Many new consultants incorrectly estimate their hourly billing rate. They frequently underestimate operating costs and overestimate billable hours. But there is a simple five-step formula for calculating your hourly billing rate.

1. Estimate net billable hours

2. Determine your annual salary

3. Forecast operating expenses

4. Set target profit margin

5. Divide (annual salary + operating expenses + profit) / net billable hours

Net Billable Hours

What are billable hours? Billable hours are the number of hours you’ll work and get paid for.
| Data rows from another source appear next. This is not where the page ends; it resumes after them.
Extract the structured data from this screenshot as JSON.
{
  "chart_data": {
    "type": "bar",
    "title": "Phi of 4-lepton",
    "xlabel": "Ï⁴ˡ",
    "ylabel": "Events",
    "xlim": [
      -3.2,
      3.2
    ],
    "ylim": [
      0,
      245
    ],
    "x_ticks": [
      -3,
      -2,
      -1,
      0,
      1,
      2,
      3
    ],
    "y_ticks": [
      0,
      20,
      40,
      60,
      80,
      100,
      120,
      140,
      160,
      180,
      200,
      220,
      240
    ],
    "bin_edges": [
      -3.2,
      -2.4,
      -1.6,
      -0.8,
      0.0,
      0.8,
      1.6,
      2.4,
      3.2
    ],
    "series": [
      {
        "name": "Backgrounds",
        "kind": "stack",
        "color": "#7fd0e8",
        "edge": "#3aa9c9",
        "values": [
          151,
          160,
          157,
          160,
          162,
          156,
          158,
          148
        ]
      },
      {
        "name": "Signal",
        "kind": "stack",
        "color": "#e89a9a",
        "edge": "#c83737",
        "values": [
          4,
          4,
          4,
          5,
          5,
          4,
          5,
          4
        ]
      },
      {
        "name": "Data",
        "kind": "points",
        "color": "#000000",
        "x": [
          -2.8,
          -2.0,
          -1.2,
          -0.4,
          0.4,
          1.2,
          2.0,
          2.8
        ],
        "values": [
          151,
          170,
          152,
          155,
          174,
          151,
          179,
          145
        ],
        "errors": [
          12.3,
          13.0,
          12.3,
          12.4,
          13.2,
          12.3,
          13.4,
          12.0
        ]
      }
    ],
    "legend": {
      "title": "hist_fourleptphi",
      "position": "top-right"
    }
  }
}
A general formula to estimate your billable hours is to begin with the assumption there are 260 workdays a year and if you worked eight hours per day the total hours worked in a year would be 2,080.
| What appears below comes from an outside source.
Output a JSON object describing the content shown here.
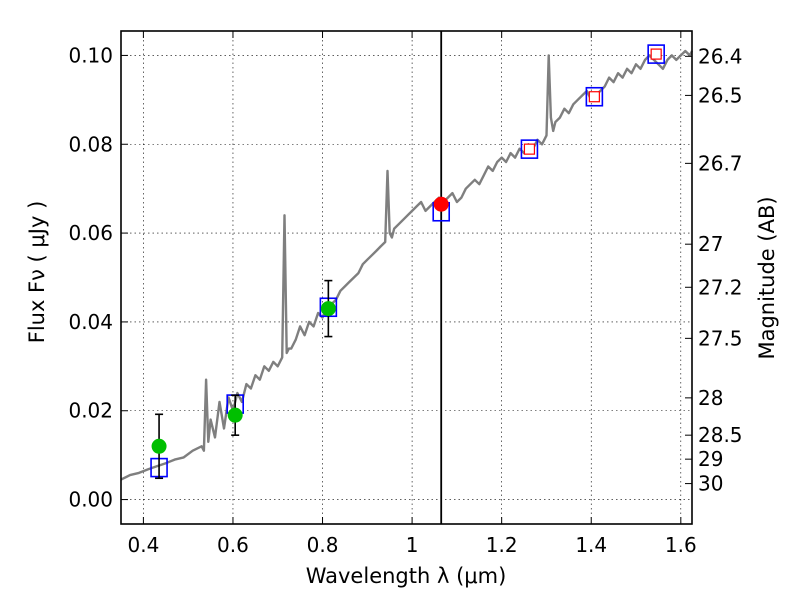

But most people take some time off for holidays, vacations, and sick time. To account for these, you should subtract an estimate of the number of holidays you expect to take (e.g. 10 days), vacation days (e.g. 10 days), and sick time (e.g. 5 days). That leaves 235 workdays in a year.

However, you will spend at least a portion of this time (25% to 35%) on activities you can’t bill the clients for, such as accounting and billing, marketing your business, attending business meetings, and professional education. That leaves 150 to 175 billable workdays (1,220 to 1,410 hours) in a year.

Owner’s Salary

To determine how much your labor is worth, you can use what you earned when you were an employee, or how much you would reasonably like to make. For this example, we will use $120,000.

Operating Expenses

Operating expense includes advertising, employee insurance, legal and accounting, meals and entertainment, memberships, office supplies, postage and delivery costs, rent, taxes, telephone, travel expenditures, and utilities.

Gross Up for Profit

Next you should set a target profit margin for your business. Profit margin is a measure of profitability. It refers to the percentage of revenues remaining after all expenses of the business have been deducted. There is no standard profit margin, but a 10% to 20% profit margin is common.

Example: assume a 15% profit margin. The total gross up for profit would be $27,000. This is equal to your revenue target. You divide by 1 minus your profit margin target to get the full margin.

Salary + operating expenses = $120,000 + $32,700 = $152,700

Gross Up for profit = $152,700 / 85% = $179,600 - $152,700

Gross Up for profit = $26,947.

Billing Rate

Finally, you divide the total labor plus expenses plus profit by your billable hours to arrive at an hourly billing rate of $136.51 per hour. You would generally round this number to say $135 per hour.

If possible, you should investigate the marketplace to see if you should adjust your rate up or down.